John Kramer soiuligne qu’il « souhaitait créer des œuvres d’art qui parlent de la "vraie" Afrique du Sud ». Cette déclaration, prise dans le contexte du passé de l’apartheid en Afrique du Sud, révèle l’approche nostalgique de Kramer dans la représentation de l’architecture sud-africaine, comme on le voit bien dans l’œuvre intitulée Huiswinkel, Calvinia (1996) (voir : www.google.ca) Le sujet est un magasin de commerce typique dans une dorp1 [1] sud-africaine de Calvinia, dans la région du Grand Karoo du Cap Nord. Peinte dans un style photo-réaliste froid, cette œuvre constitue une documentation sur le passé colonial de l’Afrique du Sud.

 

Conclusion

 

Il ressort clairement de cette brève présentation que le lien entre l’art et l’apartheid dans les œuvres de Durant Sihlali, Willie Bester et John Kramer, et leurs expressions de l’architecture locale sont des témoignages de la réalité sociale sud-africaine. Sihlali, qui se voulait un « reporter visuel », « a créé des archives et une méditation sur les conditions de vie des noirs sud-africains sous l’apartheid » (Peffer 2009 191). Bester, adoptant une approche militante, voyait son art comme « un médicament au goût désagréable pour éveiller les consciences » (Bester in Highet, 2014). Kramer, en adoptant une approche plus intellectuelle, a dépeint l’architecture de communautés blanches isolées et, « Surtout maintenant, vingt ans après le début d’une nouvelle ère de transformation sociale radicale en Afrique du Sud, les peintures de Kramer semblent rappeler et incarner un passé colonial qui s’estompe. Ses images de bâtiments anciens, malmenés, tous dépourvus de figure humaine, sont des significations mélancoliques d’un ordre antérieur » (Fierté 2020).

 

Références

 

Absolut Art Gallery, John Kramer. Voir : absolutart.co.za.

De Wet, P. 2012, Un artiste qui a transcendé l’apartheid, Mail et Guardian, 12 juillet 2012.

Voir : mg.co.za.

Dolby, J. Révisions, Durant Sihlali. Voir : revisions.co.za.

Durant Basi Sihlali, Histoire de l’Afrique du Sud en ligne. Voir : www.sahistory.org.za.

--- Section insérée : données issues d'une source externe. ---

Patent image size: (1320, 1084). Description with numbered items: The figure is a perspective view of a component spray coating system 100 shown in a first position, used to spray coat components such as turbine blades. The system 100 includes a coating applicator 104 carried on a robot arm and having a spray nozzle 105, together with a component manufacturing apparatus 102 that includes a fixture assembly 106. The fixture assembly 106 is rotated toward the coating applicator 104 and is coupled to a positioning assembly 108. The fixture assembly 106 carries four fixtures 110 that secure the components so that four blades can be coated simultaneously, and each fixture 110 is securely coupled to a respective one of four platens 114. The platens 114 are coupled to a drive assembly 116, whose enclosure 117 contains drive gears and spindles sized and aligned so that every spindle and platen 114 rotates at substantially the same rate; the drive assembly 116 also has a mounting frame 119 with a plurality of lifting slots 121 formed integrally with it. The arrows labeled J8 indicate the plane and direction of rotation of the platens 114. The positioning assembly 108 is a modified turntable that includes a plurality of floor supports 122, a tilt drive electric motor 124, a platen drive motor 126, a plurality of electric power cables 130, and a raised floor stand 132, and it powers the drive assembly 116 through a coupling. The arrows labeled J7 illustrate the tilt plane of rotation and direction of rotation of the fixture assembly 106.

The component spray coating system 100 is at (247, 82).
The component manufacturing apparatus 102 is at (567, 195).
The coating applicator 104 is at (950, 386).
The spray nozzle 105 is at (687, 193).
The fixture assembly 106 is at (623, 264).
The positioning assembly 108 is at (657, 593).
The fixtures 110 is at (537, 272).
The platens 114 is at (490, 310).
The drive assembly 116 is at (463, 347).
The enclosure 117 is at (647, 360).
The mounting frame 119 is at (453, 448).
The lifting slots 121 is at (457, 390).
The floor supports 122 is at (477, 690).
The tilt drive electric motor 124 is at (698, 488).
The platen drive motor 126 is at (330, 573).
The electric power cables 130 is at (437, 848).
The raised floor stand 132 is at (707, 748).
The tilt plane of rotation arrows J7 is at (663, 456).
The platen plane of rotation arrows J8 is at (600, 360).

John Kramer, Artistes vedettes de la collection RMB. Voir : www.rmb.co.za.

Highet, J., 2014. L’héritage artistique de l’apartheid. Voir : newafricanmagazine.com.

Dictionnaire de langue anglaise, Oxford. 2020. Voir : www.google.com.

Peffer, J., 2009, L’art et la fin de l’apartheid, University of Minnesota Press, Minneapolis.

Profil de Willie Bester in The Presidency Republic of South Africa. Voir : www.thepresidency.gov.za.

Fier, H., 2020, Observations sur les peintures de John Kramer. Voir : www.johnkramer.co.za.

Rossouw Modern, 2020. Willie Bester, Biographie complète. Voir : rossouwmodern.com.

Sipho Mdanda, 2018, Développement d’une méthodologie pour comprendre le mentorat artistique en Afrique du Sud de l’apartheid : Le cas du Polly Street Art Centre. Thèse de doctorat non publiée. Université du Witwatersrand, Johannesburg. Voir : wiredspace.wits.ac.za.

La galerie d’art Vincent. Voir : www.vincentartgallery.co.za.

UNESCO, 2007, Apartheid, ses effets sur l’éducation, la science, la culture et l’information. Voir : unesdoc.unesco.org.

 

* Traduit de l’anglais par Hervé Fischer.

 

Notes

 

[1] Dorp /dɔːp / Nom sud-africain d’une petite ville ou d’un village rural (souvent utilisé pour suggérer qu’un endroit est arriéré ou peu impressionnant) comme des « petites gouttes mornes ».